Grimm's lawsuit alleged that the school board violated his equal protection rights as well as Title IX, the federal policy that prohibits gender-based discrimination.

But Corrigan argued that the law protects against discrimination based on sex, not gender identity. Corrigan said that because Grimm had not undergone sex-reassignment surgery and still had female genitalia, the board’s position was that he remained anatomically a female.

“Our position is, it’s a binary concept, that you have males and females,” Corrigan said.

Joshua Block, an attorney with the American Civil Liberties Union, said the board treated Grimm differently than other students when it required him to use separate but unequal facilities — either bathrooms that corresponded with his biological sex — female — or private bathrooms.

“They were stigmatizing and humiliating,” Block said. “It’s stigmatizing to be excluded from the facilities that everyone else uses."

Grimm’s lawsuit was once a federal test case that drew national attention. He graduated in 2017 from Gloucester High School, located in a mostly rural area about 60 miles (95 kilometers) east of Richmond.

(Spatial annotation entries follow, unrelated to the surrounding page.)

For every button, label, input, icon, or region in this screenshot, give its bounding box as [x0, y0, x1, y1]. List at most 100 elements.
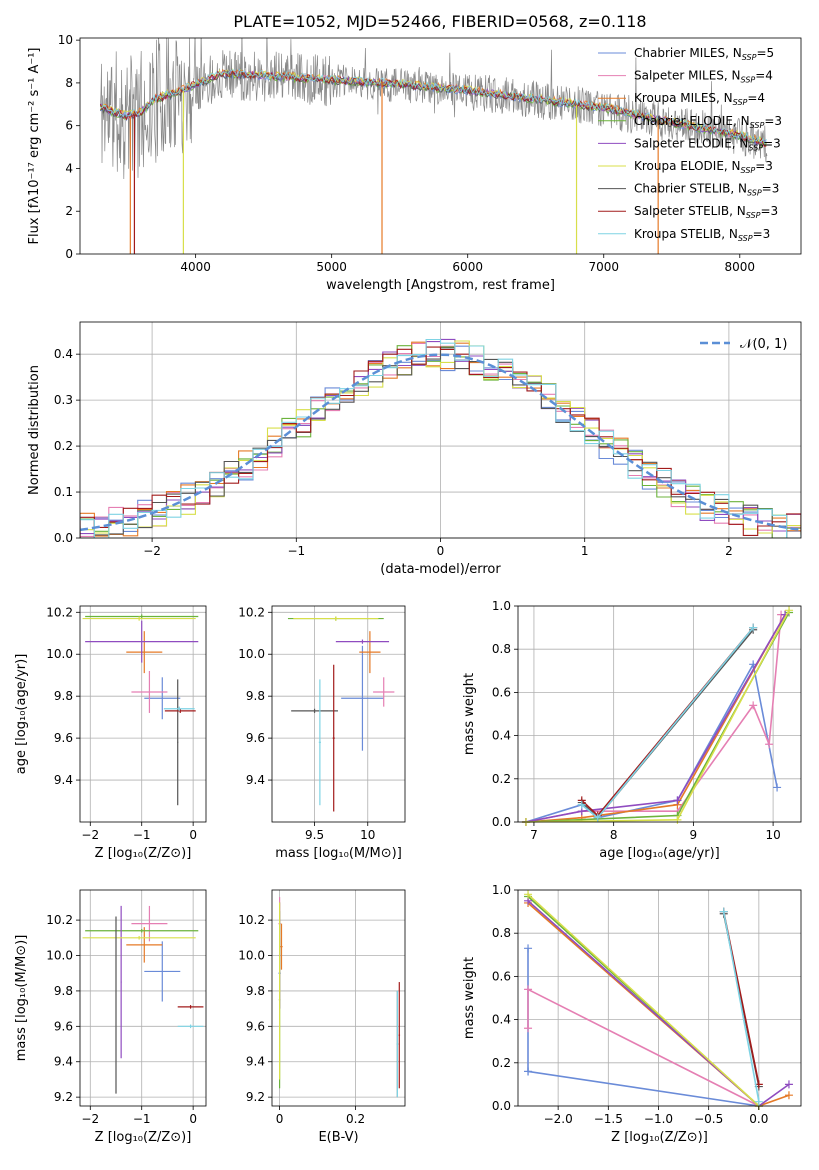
x-tick-label: −1.5 — [594, 1112, 623, 1126]
y-tick-label: 9.8 — [54, 689, 73, 703]
axes-mass_vs_ebv: 0 0.2 9.2 9.4 9.6 9.8 10.0 10.2 E(B-V) — [238, 889, 406, 1145]
plot-area-age_vs_Z — [82, 614, 199, 806]
y-tick-label: 0.2 — [492, 1056, 511, 1070]
weight-marker — [785, 606, 794, 615]
x-tick-label: −1 — [133, 828, 151, 842]
x-axis-label: wavelength [Angstrom, rest frame] — [326, 278, 555, 293]
weight-line — [722, 911, 760, 1102]
y-tick-label: 10.0 — [238, 949, 265, 963]
y-tick-label: 0.2 — [492, 772, 511, 786]
y-axis-label: age [log₁₀(age/yr)] — [14, 654, 29, 775]
weight-marker — [577, 800, 586, 809]
x-tick-label: 8000 — [725, 260, 756, 274]
weight-marker — [784, 1080, 793, 1089]
x-tick-label: −1 — [287, 544, 305, 558]
x-tick-label: 0 — [189, 828, 197, 842]
legend-label: 𝒩(0, 1) — [740, 337, 787, 352]
weight-marker — [524, 944, 533, 953]
y-tick-label: 9.4 — [246, 773, 265, 787]
weight-line — [525, 612, 790, 823]
x-tick-label: 5000 — [316, 260, 347, 274]
weight-line — [525, 614, 786, 823]
plot-area-age_vs_mass — [287, 616, 395, 812]
x-tick-label: 1 — [581, 544, 589, 558]
x-axis-label: (data-model)/error — [380, 562, 501, 577]
weight-marker — [749, 701, 758, 710]
x-axis-label: mass [log₁₀(M/M⊙)] — [275, 846, 402, 861]
histogram-step — [80, 338, 801, 538]
y-tick-label: 9.8 — [246, 984, 265, 998]
y-tick-label: 10.2 — [238, 605, 265, 619]
weight-marker — [524, 1067, 533, 1076]
plot-area-spectrum — [99, 38, 768, 254]
axes-frame — [517, 605, 802, 823]
plot-area-residual_hist — [80, 338, 801, 538]
axes-frame — [79, 605, 207, 823]
x-tick-label: −1 — [133, 1112, 151, 1126]
legend-label: Chabrier MILES, NSSP=5 — [634, 46, 774, 62]
y-tick-label: 0.6 — [492, 969, 511, 983]
data-spectrum — [100, 38, 768, 180]
y-tick-label: 6 — [65, 119, 73, 133]
y-tick-label: 8 — [65, 76, 73, 90]
x-tick-label: −2 — [143, 544, 161, 558]
x-tick-label: 10 — [360, 828, 375, 842]
y-tick-label: 0 — [65, 247, 73, 261]
y-tick-label: 0.4 — [492, 1013, 511, 1027]
legend-label: Salpeter ELODIE, NSSP=3 — [634, 136, 781, 152]
legend: Chabrier MILES, NSSP=5 Salpeter MILES, NS… — [598, 46, 782, 243]
y-tick-label: 9.6 — [246, 731, 265, 745]
y-tick-label: 4 — [65, 161, 73, 175]
y-tick-label: 10.2 — [238, 913, 265, 927]
y-tick-label: 0.6 — [492, 685, 511, 699]
x-tick-label: 9 — [690, 828, 698, 842]
weight-line — [525, 609, 790, 823]
y-tick-label: 9.8 — [246, 689, 265, 703]
legend-label: Kroupa STELIB, NSSP=3 — [634, 227, 770, 243]
y-tick-label: 1.0 — [492, 599, 511, 613]
weight-line — [527, 893, 760, 1107]
weight-marker — [524, 890, 533, 899]
weight-marker — [673, 796, 682, 805]
y-tick-label: 0.1 — [54, 485, 73, 499]
axes-frame — [271, 605, 406, 823]
y-tick-label: 9.4 — [54, 1055, 73, 1069]
x-axis-label: Z [log₁₀(Z/Z⊙)] — [611, 1130, 708, 1145]
x-tick-label: 9.5 — [305, 828, 324, 842]
y-tick-label: 0.8 — [492, 926, 511, 940]
y-tick-label: 9.2 — [246, 1090, 265, 1104]
x-tick-label: 4000 — [180, 260, 211, 274]
weight-marker — [673, 815, 682, 824]
axes-residual_hist: −2 −1 0 1 2 0.0 0.1 0.2 0.3 0.4 (data-model)/error… — [27, 321, 802, 577]
axes-frame — [517, 889, 802, 1107]
weight-line — [525, 614, 786, 823]
legend-label: Kroupa MILES, NSSP=4 — [634, 91, 765, 107]
legend-label: Chabrier STELIB, NSSP=3 — [634, 182, 779, 198]
axes-frame — [271, 889, 406, 1107]
x-tick-label: −2 — [81, 1112, 99, 1126]
axes-weight_vs_Z: −2.0 −1.5 −1.0 −0.5 0.0 0.0 0.2 0.4 0.6 0.8 1.0 Z [… — [462, 883, 802, 1145]
x-tick-label: 0 — [437, 544, 445, 558]
model-spectrum — [100, 68, 767, 146]
y-tick-label: 9.4 — [54, 773, 73, 787]
x-tick-label: 10 — [765, 828, 780, 842]
axes-frame — [79, 321, 802, 539]
y-tick-label: 10 — [58, 33, 73, 47]
plot-area-mass_vs_Z — [82, 905, 204, 1094]
weight-marker — [524, 1024, 533, 1033]
x-tick-label: 0 — [276, 1112, 284, 1126]
weight-marker — [719, 907, 728, 916]
weight-line — [527, 948, 760, 1107]
y-axis-label: mass weight — [462, 673, 477, 755]
y-tick-label: 0.2 — [54, 439, 73, 453]
y-tick-label: 2 — [65, 204, 73, 218]
y-tick-label: 0.8 — [492, 642, 511, 656]
y-tick-label: 9.6 — [54, 1019, 73, 1033]
x-tick-label: 6000 — [452, 260, 483, 274]
x-axis-label: Z [log₁₀(Z/Z⊙)] — [95, 846, 192, 861]
y-tick-label: 9.6 — [246, 1019, 265, 1033]
y-axis-label: Flux [fλ10⁻¹⁷ erg cm⁻² s⁻¹ A⁻¹] — [27, 48, 42, 245]
x-tick-label: 0 — [189, 1112, 197, 1126]
x-axis-label: age [log₁₀(age/yr)] — [599, 846, 720, 861]
weight-marker — [773, 783, 782, 792]
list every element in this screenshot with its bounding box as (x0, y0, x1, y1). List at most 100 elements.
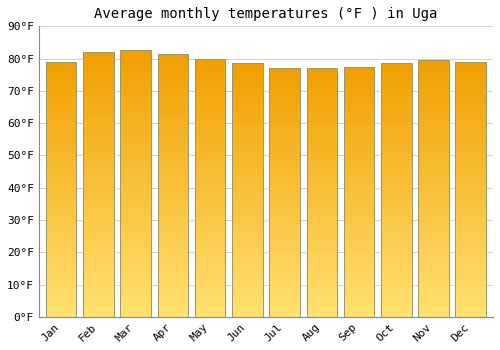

The hearing was the latest step in a yearslong legal battle. Grimm’s lawsuit was supposed to be heard by the U.S. Supreme Court. But the high court hearing was canceled after President Donald Trump rescinded a directive issued during the administration of his predecessor, Barack Obama, that students can choose bathrooms corresponding with their gender identity.

U.S. District Judge Arenda Wright Allen in Norfolk ruled in August that the board discriminated against Grimm.

”(T)here is no question that the Board’s policy discriminates against transgender students on the basis of their gender noncomformity,” Allen wrote.

The three-judge panel that heard the case Tuesday did not indicate when it would issue a ruling. The arguments were held remotely because of the coronavirus pandemic.

After the hearing Tuesday, Grimm, now 21, said he hopes that this case and others pave the way to ensure equal rights for transgender people.

“The harm that needs to be mitigated now is the harm that the trans community at large faces, especially trans children in public school who are still facing this kind of discrimination every day,” Grimm said.

“For me, victory looks like children getting to use the bathroom that's appropriate for them.”